Top national security officials from Japan, the United States and South Korea have reaffirmed their cooperation toward denuclearizing North Korea.
US National Security Advisor Jake Sullivan, the Secretary General of Japan's National Security Secretariat, Kitamura Shigeru, and South Korea's National Security Office Director Suh Hoon met on Friday at the US Naval Academy in the US state of Maryland. It was their first in-person meeting since US President Joe Biden took office.
The White House released a statement after the meeting, which says the officials consulted on the US review of its North Korea policy.
The statement says, "The national security advisors shared their concerns about North Korea's nuclear and ballistic missile programs and reaffirmed their commitment to address and resolve these issues through concerted trilateral cooperation towards denuclearization."
The statement says the officials agreed on the need to cooperate in order to strengthen deterrence and maintain peace and stability on the Korean Peninsula.
The Biden administration says it will soon complete its review of its North Korea policy.
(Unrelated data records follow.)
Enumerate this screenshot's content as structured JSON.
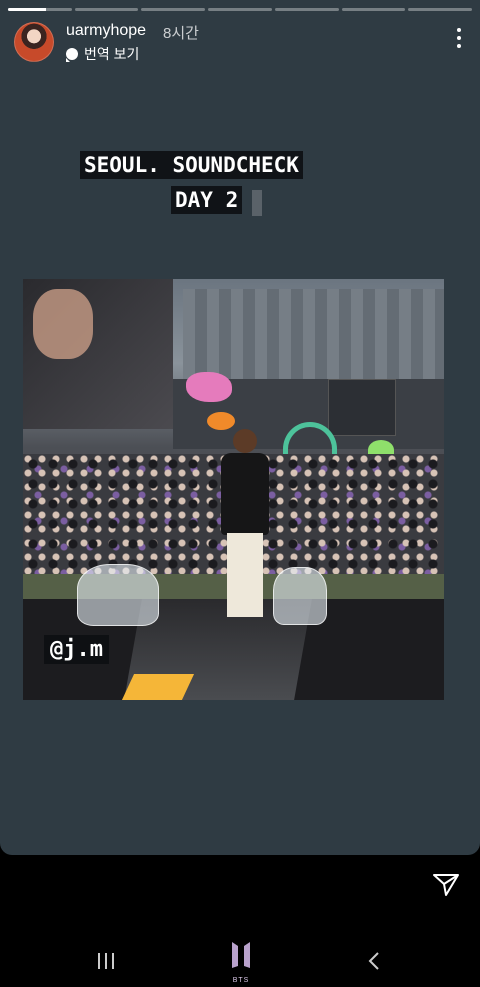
{
  "header": {
    "username": "uarmyhope",
    "time": "8시간",
    "translate_label": "번역 보기",
    "progress_segments": 7,
    "active_segment": 0
  },
  "story": {
    "caption_line1": "SEOUL. SOUNDCHECK",
    "caption_line2": "DAY 2",
    "mention": "@j.m"
  },
  "bottom": {
    "send_icon": "paper-plane-icon"
  },
  "navbar": {
    "home_logo_text": "BTS",
    "icons": [
      "recent-apps-icon",
      "home-bts-logo-icon",
      "back-icon"
    ]
  },
  "colors": {
    "story_background": "#2f3b43",
    "page_background": "#000000",
    "caption_background": "#101317"
  }
}
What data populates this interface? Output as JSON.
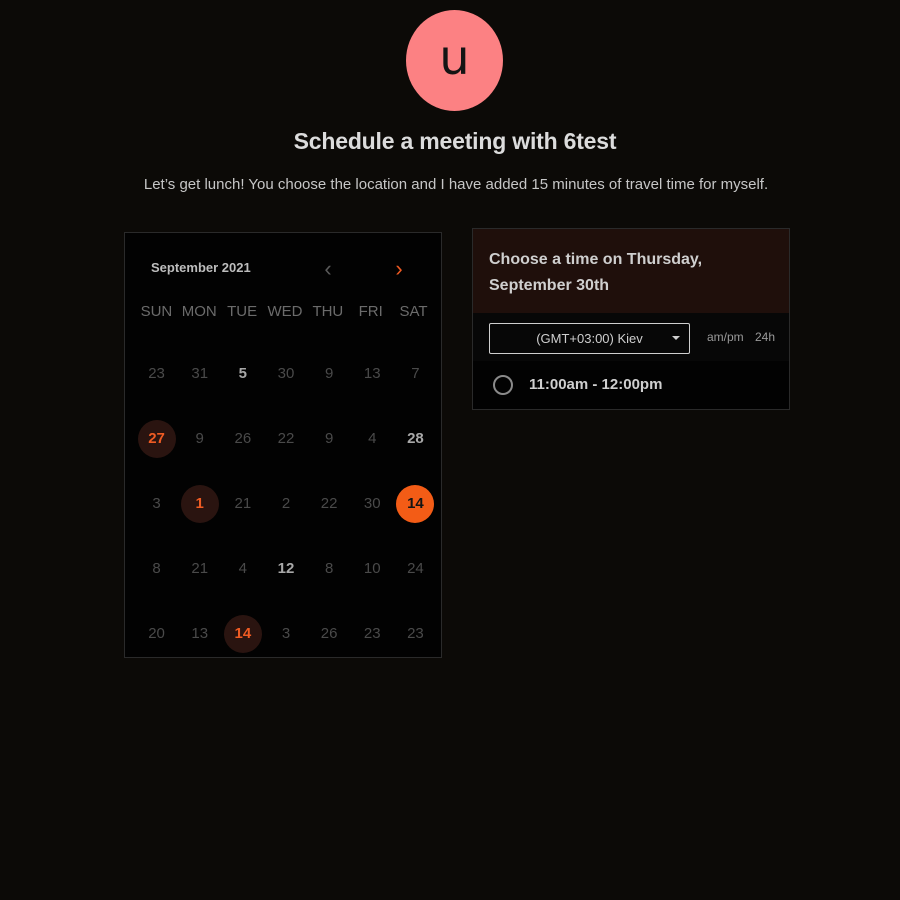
{
  "avatar": {
    "letter": "u",
    "color": "#fc8183"
  },
  "header": {
    "title": "Schedule a meeting with 6test",
    "subtitle": "Let’s get lunch! You choose the location and I have added 15 minutes of travel time for myself."
  },
  "calendar": {
    "month_label": "September 2021",
    "prev_icon": "chevron-left-icon",
    "next_icon": "chevron-right-icon",
    "accent": "#f35c16",
    "weekdays": [
      "SUN",
      "MON",
      "TUE",
      "WED",
      "THU",
      "FRI",
      "SAT"
    ],
    "days": [
      {
        "n": "23",
        "s": "dim"
      },
      {
        "n": "31",
        "s": "dim"
      },
      {
        "n": "5",
        "s": "bright"
      },
      {
        "n": "30",
        "s": "dim"
      },
      {
        "n": "9",
        "s": "dim"
      },
      {
        "n": "13",
        "s": "dim"
      },
      {
        "n": "7",
        "s": "dim"
      },
      {
        "n": "27",
        "s": "avail"
      },
      {
        "n": "9",
        "s": "dim"
      },
      {
        "n": "26",
        "s": "dim"
      },
      {
        "n": "22",
        "s": "dim"
      },
      {
        "n": "9",
        "s": "dim"
      },
      {
        "n": "4",
        "s": "dim"
      },
      {
        "n": "28",
        "s": "bright"
      },
      {
        "n": "3",
        "s": "dim"
      },
      {
        "n": "1",
        "s": "avail"
      },
      {
        "n": "21",
        "s": "dim"
      },
      {
        "n": "2",
        "s": "dim"
      },
      {
        "n": "22",
        "s": "dim"
      },
      {
        "n": "30",
        "s": "dim"
      },
      {
        "n": "14",
        "s": "selected"
      },
      {
        "n": "8",
        "s": "dim"
      },
      {
        "n": "21",
        "s": "dim"
      },
      {
        "n": "4",
        "s": "dim"
      },
      {
        "n": "12",
        "s": "bright"
      },
      {
        "n": "8",
        "s": "dim"
      },
      {
        "n": "10",
        "s": "dim"
      },
      {
        "n": "24",
        "s": "dim"
      },
      {
        "n": "20",
        "s": "dim"
      },
      {
        "n": "13",
        "s": "dim"
      },
      {
        "n": "14",
        "s": "avail"
      },
      {
        "n": "3",
        "s": "dim"
      },
      {
        "n": "26",
        "s": "dim"
      },
      {
        "n": "23",
        "s": "dim"
      },
      {
        "n": "23",
        "s": "dim"
      }
    ]
  },
  "time_panel": {
    "heading": "Choose a time on Thursday, September 30th",
    "timezone": "(GMT+03:00) Kiev",
    "format_ampm": "am/pm",
    "format_24h": "24h",
    "slots": [
      "11:00am - 12:00pm"
    ]
  }
}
Washington has said it is prepared to deal with Pyongyang through some form of diplomacy.
The officials also discussed the importance of swiftly resolving the abductions of foreign nationals by North Korea, as well as combatting COVID-19 and climate change.
The statement says Japan and South Korea "underscored the importance of their bilateral ties and trilateral cooperation to the security of our citizens, the region and the world."